2) They don’t have the major that I am truly passionate about. They have kinesiology which focuses more on exercise. As much as I love exercising, I have more of a passion for nutrition.
I wish I would have gone with my heart when making my college decision. Instead, I wanted to make people proud and have the chance to say that I got a basketball scholarship (and we all know how that worked out…).
If I did decide to go home, I would have to go to the community college next year as well. But if I stayed the year and stuck it out, I could go away again next year because I showed how I fought through and was strong.
Even though I had my heart set on going home, I ultimately decided to stay. After looking at the calendar, I realized that I actually have a lot coming up this semester. I have a few triathlons, a mud run, and other random events. I am also coming home a couple times a month which is good.
I can fight through this. I know I can. Since getting out of my dorm with my mom, I have been so much happier. Like my mom said, I need to just get out. Even if that means going to San Francisco for the day by myself, just get out. All I need to do is get through the year.
So what am I going to do next year then? Transfer. I don’t want to stay at my current school at all. Not that it isn’t a good school or anything. It’s just not for me. The major is not what I want to do. So where am I transferring to? There are a few options but I’m not certain yet. I have one place where I reallyyyy want to go though. It’s actually the place I wanted to go in the first place back in high school, but then the basketball scholarship came up. (See? I should have listened to my heart.) I will probably visit a few other places over spring break too, just to make sure what my options are.
Not gonna lie, I’m actually pretty excited for this upcoming semester. I know what you’re thinking, “Uhhh Haley? You were just saying that you were miserable.” I know, I know. But after sitting down and looking at the calendar with my mom, I actually have a lot to look forward to:
-San Diego Triathlon
-Former Basketball Coach’s Wedding
-Cal Poly Triathlon
-US Half Marathon #2 (Possibly)
-LAST DAY OF SCHOOL!!!!
-San Diego Rock & Roll Half or Full Marathon (Possibly)
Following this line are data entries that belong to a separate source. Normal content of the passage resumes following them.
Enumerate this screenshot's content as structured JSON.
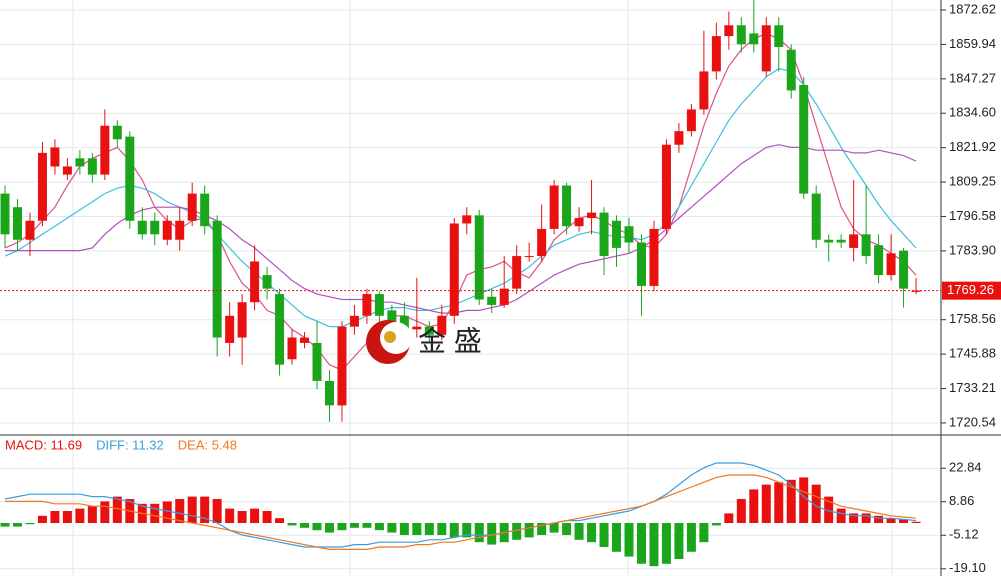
{
  "chart_data": [
    {
      "type": "candlestick",
      "open": [
        1805,
        1800,
        1788,
        1795,
        1815,
        1812,
        1818,
        1818,
        1812,
        1830,
        1826,
        1795,
        1795,
        1788,
        1788,
        1795,
        1805,
        1795,
        1750,
        1752,
        1765,
        1775,
        1768,
        1744,
        1750,
        1750,
        1736,
        1727,
        1756,
        1760,
        1768,
        1762,
        1760,
        1755,
        1756,
        1753,
        1760,
        1794,
        1797,
        1767,
        1764,
        1770,
        1782,
        1782,
        1792,
        1808,
        1793,
        1796,
        1798,
        1795,
        1793,
        1787,
        1771,
        1792,
        1823,
        1828,
        1836,
        1850,
        1863,
        1867,
        1864,
        1850,
        1867,
        1858,
        1845,
        1805,
        1788,
        1788,
        1785,
        1790,
        1786,
        1775,
        1784,
        1768.8
      ],
      "high": [
        1808,
        1803,
        1798,
        1824,
        1825,
        1818,
        1821,
        1820,
        1836,
        1832,
        1828,
        1800,
        1798,
        1797,
        1800,
        1809,
        1808,
        1797,
        1765,
        1768,
        1786,
        1778,
        1770,
        1755,
        1754,
        1758,
        1740,
        1758,
        1764,
        1770,
        1769,
        1764,
        1765,
        1774,
        1758,
        1764,
        1796,
        1800,
        1799,
        1770,
        1782,
        1786,
        1787,
        1801,
        1810,
        1809,
        1800,
        1810,
        1800,
        1797,
        1796,
        1790,
        1795,
        1825,
        1831,
        1838,
        1865,
        1868,
        1872,
        1870,
        1877,
        1870,
        1870,
        1860,
        1848,
        1808,
        1790,
        1790,
        1810,
        1808,
        1790,
        1790,
        1785,
        1774
      ],
      "low": [
        1785,
        1784,
        1782,
        1793,
        1812,
        1810,
        1812,
        1809,
        1810,
        1822,
        1792,
        1788,
        1786,
        1786,
        1784,
        1793,
        1790,
        1745,
        1745,
        1742,
        1762,
        1766,
        1738,
        1742,
        1748,
        1733,
        1721,
        1721,
        1753,
        1757,
        1757,
        1755,
        1753,
        1752,
        1750,
        1751,
        1757,
        1790,
        1764,
        1761,
        1763,
        1768,
        1780,
        1780,
        1790,
        1790,
        1791,
        1790,
        1775,
        1778,
        1783,
        1760,
        1769,
        1790,
        1820,
        1826,
        1834,
        1847,
        1858,
        1857,
        1857,
        1848,
        1850,
        1840,
        1803,
        1785,
        1780,
        1785,
        1780,
        1779,
        1772,
        1773,
        1763,
        1768
      ],
      "close": [
        1790,
        1788,
        1795,
        1820,
        1822,
        1815,
        1815,
        1812,
        1830,
        1825,
        1795,
        1790,
        1790,
        1795,
        1795,
        1805,
        1793,
        1752,
        1760,
        1765,
        1780,
        1770,
        1742,
        1752,
        1752,
        1736,
        1727,
        1756,
        1760,
        1768,
        1760,
        1758,
        1755,
        1756,
        1753,
        1760,
        1794,
        1797,
        1766,
        1764,
        1770,
        1782,
        1782,
        1792,
        1808,
        1793,
        1796,
        1798,
        1782,
        1785,
        1787,
        1771,
        1792,
        1823,
        1828,
        1836,
        1850,
        1863,
        1867,
        1860,
        1860,
        1867,
        1859,
        1843,
        1805,
        1788,
        1787,
        1787,
        1790,
        1782,
        1775,
        1783,
        1770,
        1769.26
      ],
      "up_color": "#e8110f",
      "down_color": "#1aa51a",
      "lines": [
        {
          "color": "#e0508a",
          "values": [
            1785,
            1787,
            1790,
            1795,
            1800,
            1808,
            1815,
            1818,
            1820,
            1822,
            1817,
            1810,
            1800,
            1795,
            1792,
            1795,
            1796,
            1790,
            1780,
            1772,
            1768,
            1762,
            1760,
            1755,
            1752,
            1748,
            1742,
            1740,
            1745,
            1750,
            1755,
            1760,
            1760,
            1758,
            1756,
            1757,
            1765,
            1775,
            1777,
            1778,
            1780,
            1776,
            1774,
            1780,
            1788,
            1792,
            1796,
            1797,
            1795,
            1792,
            1790,
            1786,
            1785,
            1790,
            1800,
            1815,
            1830,
            1842,
            1852,
            1858,
            1862,
            1864,
            1862,
            1858,
            1845,
            1830,
            1815,
            1800,
            1792,
            1788,
            1786,
            1783,
            1780,
            1775
          ]
        },
        {
          "color": "#3cc0e0",
          "values": [
            1782,
            1784,
            1787,
            1790,
            1793,
            1796,
            1799,
            1802,
            1805,
            1807,
            1808,
            1807,
            1805,
            1802,
            1800,
            1798,
            1795,
            1790,
            1785,
            1780,
            1776,
            1772,
            1768,
            1764,
            1760,
            1758,
            1756,
            1756,
            1758,
            1760,
            1762,
            1763,
            1763,
            1762,
            1762,
            1763,
            1764,
            1766,
            1768,
            1770,
            1772,
            1775,
            1778,
            1782,
            1786,
            1788,
            1790,
            1791,
            1790,
            1789,
            1789,
            1788,
            1790,
            1794,
            1800,
            1808,
            1816,
            1824,
            1832,
            1838,
            1843,
            1848,
            1851,
            1850,
            1845,
            1838,
            1830,
            1822,
            1815,
            1808,
            1801,
            1795,
            1790,
            1785
          ]
        },
        {
          "color": "#b050c0",
          "values": [
            1784,
            1784,
            1784,
            1784,
            1784,
            1784,
            1784,
            1785,
            1790,
            1794,
            1797,
            1799,
            1800,
            1800,
            1800,
            1799,
            1797,
            1795,
            1792,
            1788,
            1785,
            1781,
            1777,
            1773,
            1770,
            1768,
            1767,
            1766,
            1766,
            1766,
            1765,
            1765,
            1764,
            1763,
            1762,
            1761,
            1761,
            1762,
            1762,
            1763,
            1764,
            1766,
            1769,
            1772,
            1775,
            1777,
            1779,
            1780,
            1781,
            1782,
            1783,
            1785,
            1788,
            1792,
            1796,
            1800,
            1804,
            1808,
            1812,
            1816,
            1819,
            1822,
            1823,
            1822,
            1822,
            1821,
            1821,
            1821,
            1820,
            1820,
            1821,
            1820,
            1819,
            1817
          ]
        }
      ],
      "ylim": [
        1716.1,
        1876.3
      ],
      "yticks": [
        1872.62,
        1859.94,
        1847.27,
        {
          "value": 1834.6,
          "label": "1834.60"
        },
        1821.92,
        1809.25,
        1796.58,
        {
          "value": 1783.9,
          "label": "1783.90"
        },
        1758.56,
        1745.88,
        1733.21,
        1720.54
      ],
      "last_price": 1769.26,
      "grid": true,
      "watermark": "金 盛"
    },
    {
      "type": "macd",
      "legend": [
        {
          "text": "MACD: 11.69",
          "color": "#e8110f"
        },
        {
          "text": "DIFF: 11.32",
          "color": "#3a9ee0"
        },
        {
          "text": "DEA: 5.48",
          "color": "#f07820"
        }
      ],
      "histogram": [
        -1.5,
        -1.5,
        -0.5,
        3,
        5,
        5,
        6,
        7,
        9,
        11,
        10,
        8,
        8,
        9,
        10,
        11,
        11,
        10,
        6,
        5,
        6,
        5,
        2,
        -1,
        -2,
        -3,
        -4,
        -3,
        -2,
        -2,
        -3,
        -4,
        -5,
        -5,
        -5,
        -5,
        -6,
        -6,
        -8,
        -9,
        -8,
        -7,
        -6,
        -5,
        -4,
        -5,
        -7,
        -8,
        -10,
        -12,
        -14,
        -17,
        -18,
        -17,
        -15,
        -12,
        -8,
        -1,
        4,
        10,
        14,
        16,
        17,
        18,
        19,
        16,
        11,
        6,
        4,
        4,
        3,
        2,
        1.5,
        0.5
      ],
      "up_color": "#e8110f",
      "down_color": "#1aa51a",
      "series": [
        {
          "color": "#3a9ee0",
          "values": [
            10,
            11,
            12,
            12,
            12,
            12,
            12,
            11,
            11,
            10,
            9,
            7,
            6,
            5,
            4,
            3,
            2,
            0,
            -3,
            -5,
            -6,
            -7,
            -8,
            -9,
            -10,
            -10,
            -10,
            -10,
            -9,
            -9,
            -8,
            -8,
            -8,
            -8,
            -7,
            -7,
            -6,
            -5,
            -5,
            -5,
            -4,
            -3,
            -2,
            -1,
            0,
            1,
            1,
            2,
            3,
            4,
            5,
            7,
            9,
            12,
            16,
            20,
            23,
            25,
            25,
            25,
            24,
            22,
            20,
            16,
            11,
            7,
            5,
            4,
            3,
            3,
            2,
            2,
            1.5,
            1
          ]
        },
        {
          "color": "#f07820",
          "values": [
            9,
            9,
            9,
            9,
            8,
            8,
            8,
            7,
            7,
            6,
            5,
            4,
            3,
            2,
            1,
            0,
            -1,
            -2,
            -3,
            -4,
            -5,
            -6,
            -7,
            -8,
            -9,
            -10,
            -11,
            -11,
            -11,
            -11,
            -10,
            -10,
            -10,
            -9,
            -9,
            -8,
            -8,
            -7,
            -6,
            -5,
            -4,
            -3,
            -2,
            -1,
            0,
            1,
            2,
            3,
            4,
            5,
            6,
            7,
            9,
            11,
            13,
            15,
            17,
            19,
            20,
            20,
            20,
            19,
            17,
            15,
            13,
            11,
            9,
            7,
            6,
            5,
            4,
            3,
            2.5,
            2
          ]
        }
      ],
      "ylim": [
        -22.1,
        27.1
      ],
      "yticks": [
        22.84,
        8.86,
        -5.12,
        {
          "value": -19.1,
          "label": "-19.10"
        }
      ],
      "grid": true
    }
  ]
}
-Portland to bring my sis back from school
So I just got to keep fighting. Plus my school schedule is pretty awesome now. I dropped my Kinesiology class because I don’t want to do that anymore and now I only have one class a day, Tuesday thru Thursday. It’s awesome.
Before I leave this very wordy post, I just wanted to thank everybody for their support. All the comments, emails, and tweets were beyond amazing. Thank you thank you thank you!
What are you looking forward to this semester/year?